About

Pamela has been writing off and on since she discovered the delicious drama of poetry at the age of twelve. She wrote many poems – some good, most dreadful – until she went to graduate school in her thirties to study Anthropology, which temporarily squashed her ability to write without editing herself. (none of those poems are professionally published, but you may find one on this website now and then). During her academic adventures, which usually took place in remote corners of a few African countries, she wrote a travel blog and published a few short travel pieces in online magazines, but mostly she wrote serious, heavily researched, factual, academic papers for the unforgiving eyes of her professors and colleagues. She was good at this, but occasionally, on the Coach bus to campus, she tried writing a short story. The deep-seated need for data and citations always overcame her imagination and none of the stories held her interest, until September 2018 – four years after leaving academia. She started writing a story that she liked – and it was pure fiction.

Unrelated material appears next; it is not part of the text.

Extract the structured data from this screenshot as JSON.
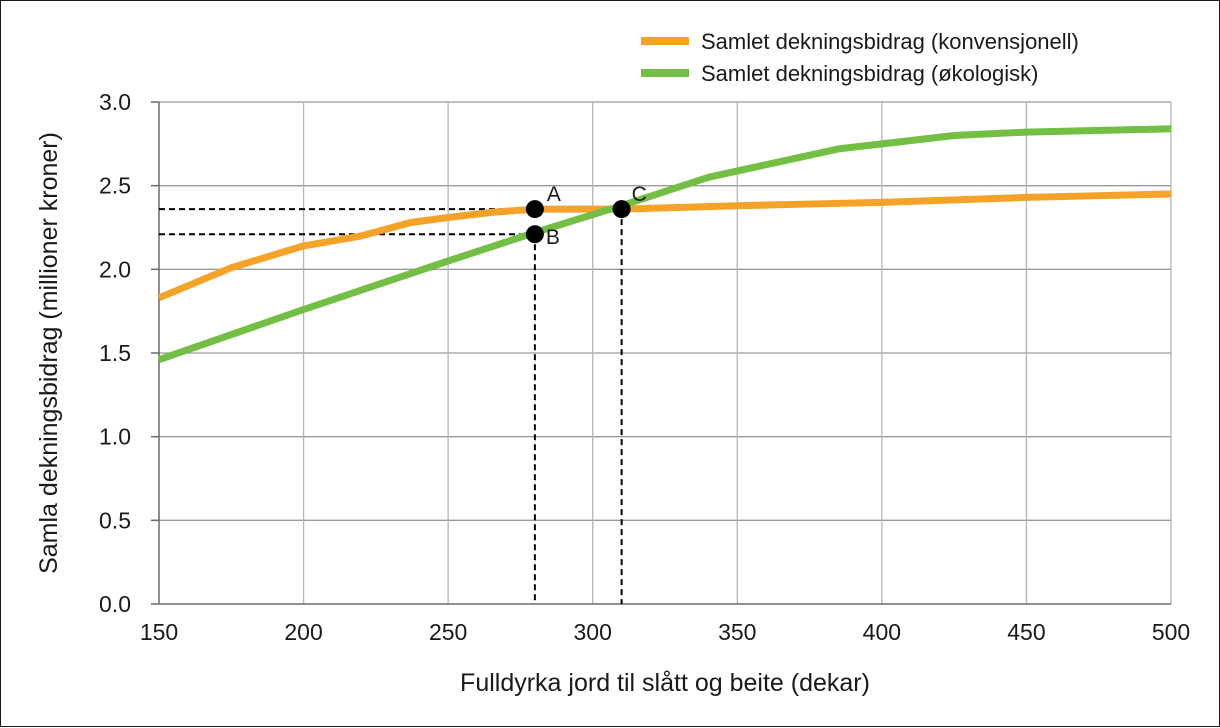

Since then, she has continued writing, mostly in the mornings, sometimes in the evenings, when she is not working her day job as a reluctant web developer. In her spare time she cooks, gardens, embroiders, mends, does jigsaw puzzles, snuggles with cats, and reads (she reads a lot). Her favorite color is red.
She currently lives in northern Indiana in a creaky old house, that is unfortunately not haunted, with her husband and their two black kitties, Nyxie and Shuri.
Short bio, without all the detailed background stuff
Pamela writes weird little (and big) stories during those few moments of clarity between her day job as a web developer and the rest of her life. This is challenging, but it keeps her sane. She has a background in Evolutionary Anthropology and Theater and a mountain of debt to prove it. Her work has been published in Not One of Us (“Did You Pay for This Room,” is listed in Ellen Datlow’s Best Horror #17 Recommendations), This Exquisite Topology (Angry Gable Press), and Horrific Scribes. She lives in Northern Indiana in a creaky old house with her husband and their two black kitties, Nyxie and Shuri.